По приглашению Новосибирской филармонии в городе с двумя концертами выступил заслуженный артист России автор-исполнитель Александр Дольский.
Дольского связывает с Новосибирском бурная юность. Здесь, на сцене Дома ученых Академгородка, в 68-м грянул печально знаменитый фестиваль бардовской песни. Совсем "зеленые" Дольский, Кукин, Чесноков вырвались к думающей, беспокойной аудитории. Концерты давали после вечерних киносеансов, пели с девяти вечера до пяти утра бесплатно, выпивая за кулисами рюмку водки для бодрости. Мощным диссонансом врывался в бардовскую идиллию Галич. Дольский, который тогда с ним и познакомился, вспоминает, как Галич пел песню об охоте Хрущева в местах, где в 41-м пала наша пехота. В это время раздался страшный грохот: лопнул софит. Галич даже не вздрогнул, но потом усмехнулся: "Вот, уже стреляют". "Выстрел" прозвучал чуть позже. Коммунисты, напуганные хлесткой правдой Галича, свернули фестиваль. В обкоме комсомола признали это мероприятие крупной политической ошибкой и взяли курс на гонение авторской песни.
Оператор Валерий Соловьев вопреки указаниям партии сохранил отснятую для киножурнала "Сибирь на экране" пленку. В 1990 году сотрудники Западно-Сибирской киностудии извлекли из подвала бесхозные коробки с материалом, и режиссер Валерий Новиков сделал по ним фильм "Запрещенные песенки". Кадры с Александром Галичем - единственные, снятые на его родине, ставшей мачехой. А возмужавший Дольский как раз приехал в Новосибирск, куда с тех пор его неудержимо тянет, и дал интервью для фильма. "Невозможно было не попасть под влияние этого гиганта", - говорит Дольский сегодня. Но и вспоминает комплимент Галича: "Под вашим влиянием, Саша, я напишу цикл песен о любви".
Дольский - виртуозный гитарист и нежный лирик. Его родители - солисты Свердловского театра оперы и балета - не готовили сыну такую же судьбу. Но рос он в театре. Впервые оказался на сцене в три года. Если верить мастеру баек Дольскому, происходило все так:
- Я гулял за сценой в обнимку с нашей театральной кошкой; в это время шла опера Шостаковича "Таня". Я и сейчас не склонен его слушать, но считаю, что это проблема не Шостаковича, а моя. В общем, я подумал, что оркестр настраивает инструменты. А дядя Коля с тетей Валей шутят, распеваясь: "Ты купила колбасу?" - "Нет, я не успела, у нас было партсобрание". Дай, думаю, с ними пошучу - и вышел на сцену. Они давятся шепотом: "Шурик, уйди", а зрители думают, что так и надо. Вполне обычная мизансцена: вышел соседский мальчишка с кошкой, тут появилась соседская девчонка, дала ему подзатыльника и вытолкала взашей. Когда приезжаю в Свердловск и встречаю музыкантов, они говорят: "Помнишь, Саша, как ты тогда нас насмешил?"

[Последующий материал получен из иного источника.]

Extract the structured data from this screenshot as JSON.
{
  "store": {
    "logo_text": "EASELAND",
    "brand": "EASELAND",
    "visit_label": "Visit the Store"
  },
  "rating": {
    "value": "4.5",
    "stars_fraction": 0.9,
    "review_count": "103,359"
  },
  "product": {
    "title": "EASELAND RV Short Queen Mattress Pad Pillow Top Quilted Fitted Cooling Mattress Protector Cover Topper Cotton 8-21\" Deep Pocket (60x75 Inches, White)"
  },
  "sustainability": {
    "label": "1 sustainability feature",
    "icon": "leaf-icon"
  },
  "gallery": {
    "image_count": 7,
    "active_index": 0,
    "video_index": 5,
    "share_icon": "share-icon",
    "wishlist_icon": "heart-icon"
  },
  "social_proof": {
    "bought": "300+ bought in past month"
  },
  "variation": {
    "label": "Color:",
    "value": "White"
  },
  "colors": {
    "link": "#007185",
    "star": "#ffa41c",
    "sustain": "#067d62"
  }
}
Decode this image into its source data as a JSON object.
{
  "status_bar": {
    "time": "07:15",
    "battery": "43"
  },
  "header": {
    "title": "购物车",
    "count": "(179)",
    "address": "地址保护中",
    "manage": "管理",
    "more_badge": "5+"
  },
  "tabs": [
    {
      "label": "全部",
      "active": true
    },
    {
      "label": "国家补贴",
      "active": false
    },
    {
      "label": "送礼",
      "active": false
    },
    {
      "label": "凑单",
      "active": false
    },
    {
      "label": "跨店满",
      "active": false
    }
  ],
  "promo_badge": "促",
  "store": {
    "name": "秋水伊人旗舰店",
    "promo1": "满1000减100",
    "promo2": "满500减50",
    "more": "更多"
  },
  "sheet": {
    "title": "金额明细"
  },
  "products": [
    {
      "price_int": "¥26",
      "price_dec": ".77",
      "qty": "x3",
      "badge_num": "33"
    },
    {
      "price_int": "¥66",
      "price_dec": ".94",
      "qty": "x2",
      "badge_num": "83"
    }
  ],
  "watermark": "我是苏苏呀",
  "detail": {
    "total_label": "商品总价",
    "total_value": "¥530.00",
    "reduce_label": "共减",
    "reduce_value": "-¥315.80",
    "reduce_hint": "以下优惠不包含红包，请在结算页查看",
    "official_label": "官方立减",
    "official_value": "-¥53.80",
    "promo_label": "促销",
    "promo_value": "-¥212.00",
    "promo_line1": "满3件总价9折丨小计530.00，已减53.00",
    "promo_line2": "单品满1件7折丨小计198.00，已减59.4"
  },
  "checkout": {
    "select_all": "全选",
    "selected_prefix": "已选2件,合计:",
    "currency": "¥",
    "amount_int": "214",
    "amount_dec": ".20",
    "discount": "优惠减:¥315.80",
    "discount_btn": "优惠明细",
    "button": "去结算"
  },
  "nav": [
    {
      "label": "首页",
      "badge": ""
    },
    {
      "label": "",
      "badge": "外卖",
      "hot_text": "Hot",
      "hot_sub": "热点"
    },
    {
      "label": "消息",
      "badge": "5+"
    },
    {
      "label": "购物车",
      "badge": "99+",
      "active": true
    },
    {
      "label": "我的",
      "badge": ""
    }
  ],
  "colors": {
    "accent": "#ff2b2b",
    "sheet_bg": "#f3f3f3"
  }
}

Нет, не тот случай приобщил Дольского к музыке. Все свершилось, когда у него появилась первая гитара: "Я перешел в иное измерение". Гитару он выменял у соседского мальчишки на коллекцию малахита, которую собирал на озере Шарташ. Оттуда прилетела песня: "Я отдал зеленый камень за общение с богами, память сердцем и руками эту музыку хранит".
Свои любимые песни он называет молитвами. У каждого автора есть такая молитва. Если Розенбаума прославила "Охота на уток", Кукина - "За туманом", Митяева - "Изгиб гитары желтой", то Дольского все знают по "Звезде на ладони". Так называется одна из его первых пластинок, вышедшая в 1980-м. А сегодня семилетняя Анечка пишет ему в записке: "Спойте мою любимую песню. А то я все время слышу ее в исполнении папы, а в исполнении автора - ни разу".
Oн исполнил просьбу, и все же концерт получился больше шутейный, чем лирический. Допьский был не в голосе и делал упор на интеллигентный стеб. В шаржах на блюз и джаз выложиться было легче, чем рвать душу в лирике. Впрочем, ему одному на территории авторской песни удается подобное. Рваное стоккато и оригинальное арпеджио, мотивы самбы-румбы, припевки и бормотания в латиноамериканском духе, имитация голосом трубы, тромбона и саксофона и одновременно наигрывание российского гимна в другой тональности - это фирменный знак музыканта Дольского. Даже если он не в голосе.